Peter Schrag's last regular column ran in the Sacramento Bee today. It won't be the last we hear of Peter, but this a great occasion to honor his achievement. In addition to editing the editorial page of the Bee for nineteen years and writing a column for twelve, Peter has written several influential books about California, including Paradise Lost: California's Experience, America's Future (1998).
I read that book when I started at the Public Policy Institute of California, where Peter served on the advisory board. It made a big impression on me. In it, Peter argues that the state's demise began with the passage of Proposition 13 in 1978. Having capped the stablest source of public revenue, the state moved toward less reliable sources of funding (sales tax, income tax, fees, lotteries, etc.). The result has been a fiscal roller coaster and the steady erosion of public services, including education.

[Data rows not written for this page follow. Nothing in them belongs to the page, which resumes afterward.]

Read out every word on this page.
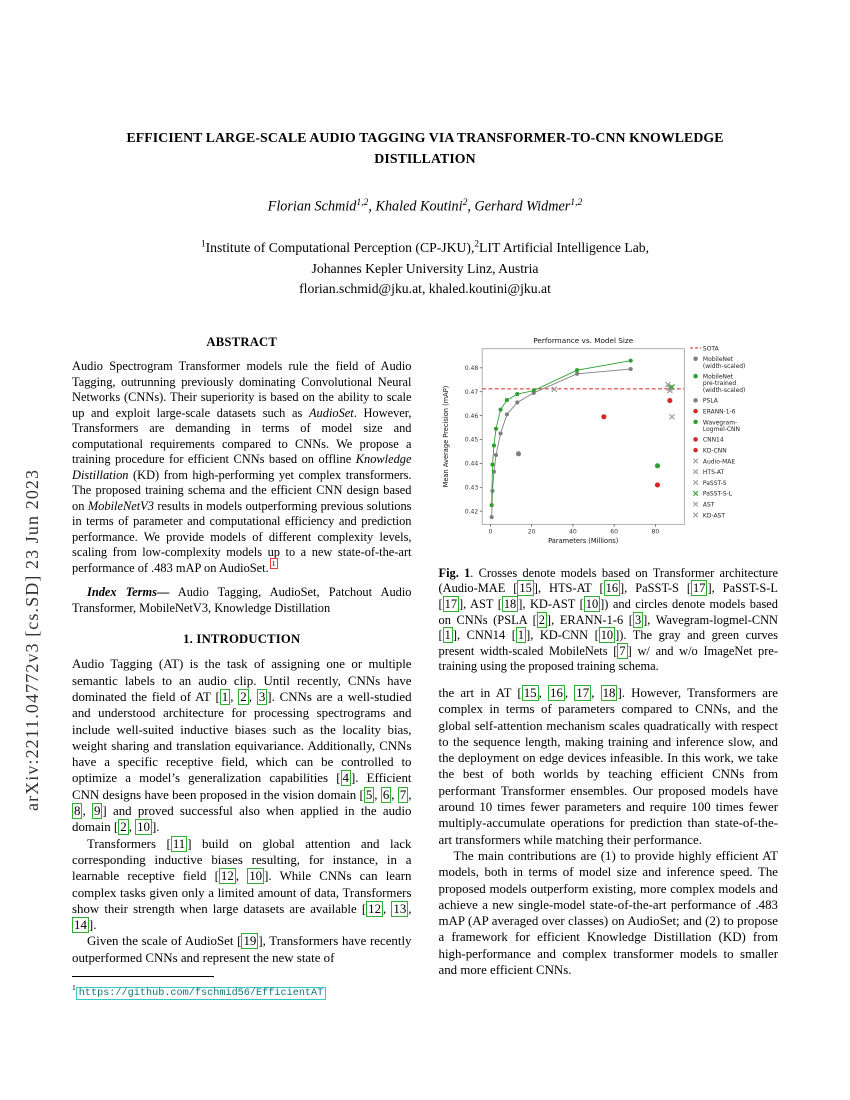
arXiv:2211.04772v3 [cs.SD] 23 Jun 2023
EFFICIENT LARGE-SCALE AUDIO TAGGING VIA TRANSFORMER-TO-CNN KNOWLEDGE DISTILLATION
Florian Schmid$^{1,2}$, Khaled Koutini$^2$, Gerhard Widmer$^{1,2}$
$^1$Institute of Computational Perception (CP-JKU),$^2$LIT Artificial Intelligence Lab,
Johannes Kepler University Linz, Austria
florian.schmid@jku.at, khaled.koutini@jku.at
ABSTRACT

Audio Spectrogram Transformer models rule the field of Audio Tagging, outrunning previously dominating Convolutional Neural Networks (CNNs). Their superiority is based on the ability to scale up and exploit large-scale datasets such as AudioSet. However, Transformers are demanding in terms of model size and computational requirements compared to CNNs. We propose a training procedure for efficient CNNs based on offline Knowledge Distillation (KD) from high-performing yet complex transformers. The proposed training schema and the efficient CNN design based on MobileNetV3 results in models outperforming previous solutions in terms of parameter and computational efficiency and prediction performance. We provide models of different complexity levels, scaling from low-complexity models up to a new state-of-the-art performance of .483 mAP on AudioSet. $^1$

Index Terms— Audio Tagging, AudioSet, Patchout Audio Transformer, MobileNetV3, Knowledge Distillation

1. INTRODUCTION

Audio Tagging (AT) is the task of assigning one or multiple semantic labels to an audio clip. Until recently, CNNs have dominated the field of AT [ 1 , 2 , 3 ]. CNNs are a well-studied and understood architecture for processing spectrograms and include well-suited inductive biases such as the locality bias, weight sharing and translation equivariance. Additionally, CNNs have a specific receptive field, which can be controlled to optimize a model’s generalization capabilities [ 4 ]. Efficient CNN designs have been proposed in the vision domain [ 5 , 6 , 7 , 8 , 9 ] and proved successful also when applied in the audio domain [ 2 , 10 ].

Transformers [ 11 ] build on global attention and lack corresponding inductive biases resulting, for instance, in a learnable receptive field [ 12 , 10 ]. While CNNs can learn complex tasks given only a limited amount of data, Transformers show their strength when large datasets are available [ 12 , 13 , 14 ].

Given the scale of AudioSet [ 19 ], Transformers have recently outperformed CNNs and represent the new state of

$^1$https://github.com/fschmid56/EfficientAT
Performance vs. Model Size
0.42
0.43
0.44
0.45
0.46
0.47
0.48
0	20	40	60	80
Parameters (Millions)
Mean Average Precision (mAP)
SOTA
MobileNet
(width-scaled)
MobileNet
pre-trained
(width-scaled)
PSLA
ERANN-1-6
Wavegram-
Logmel-CNN
CNN14
KD-CNN
Audio-MAE
HTS-AT
PaSST-S
PaSST-S-L
AST
KD-AST
Fig. 1. Crosses denote models based on Transformer architecture (Audio-MAE [ 15 ], HTS-AT [ 16 ], PaSST-S [ 17 ], PaSST-S-L [ 17 ], AST [ 18 ], KD-AST [ 10 ]) and circles denote models based on CNNs (PSLA [ 2 ], ERANN-1-6 [ 3 ], Wavegram-logmel-CNN [ 1 ], CNN14 [ 1 ], KD-CNN [ 10 ]). The gray and green curves present width-scaled MobileNets [ 7 ] w/ and w/o ImageNet pre-training using the proposed training schema.

the art in AT [ 15 , 16 , 17 , 18 ]. However, Transformers are complex in terms of parameters compared to CNNs, and the global self-attention mechanism scales quadratically with respect to the sequence length, making training and inference slow, and the deployment on edge devices infeasible. In this work, we take the best of both worlds by teaching efficient CNNs from performant Transformer ensembles. Our proposed models have around 10 times fewer parameters and require 100 times fewer multiply-accumulate operations for prediction than state-of-the-art transformers while matching their performance.

The main contributions are (1) to provide highly efficient AT models, both in terms of model size and inference speed. The proposed models outperform existing, more complex models and achieve a new single-model state-of-the-art performance of .483 mAP (AP averaged over classes) on AudioSet; and (2) to propose a framework for efficient Knowledge Distillation (KD) from high-performance and complex transformer models to smaller and more efficient CNNs.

But Peter's influence on me went beyond Paradise Lost. Early on at PPIC, I asked Peter what I should read by way of background for my new job. Everything by Carey McWilliams, he said. That was excellent advice, and when I decided to write a book about C-Mac, I asked Peter for more. Those conversations changed the trajectory of my so-called career, since the McWilliams book led to the San Francisco State gig, my involvement with the California Studies Association, and eventually my Ramparts book.
Peter mentions McWilliams in his column today, but someone else should point out the obvious: namely, that Peter has carried on McWilliams's work as the state's shrewdest observer.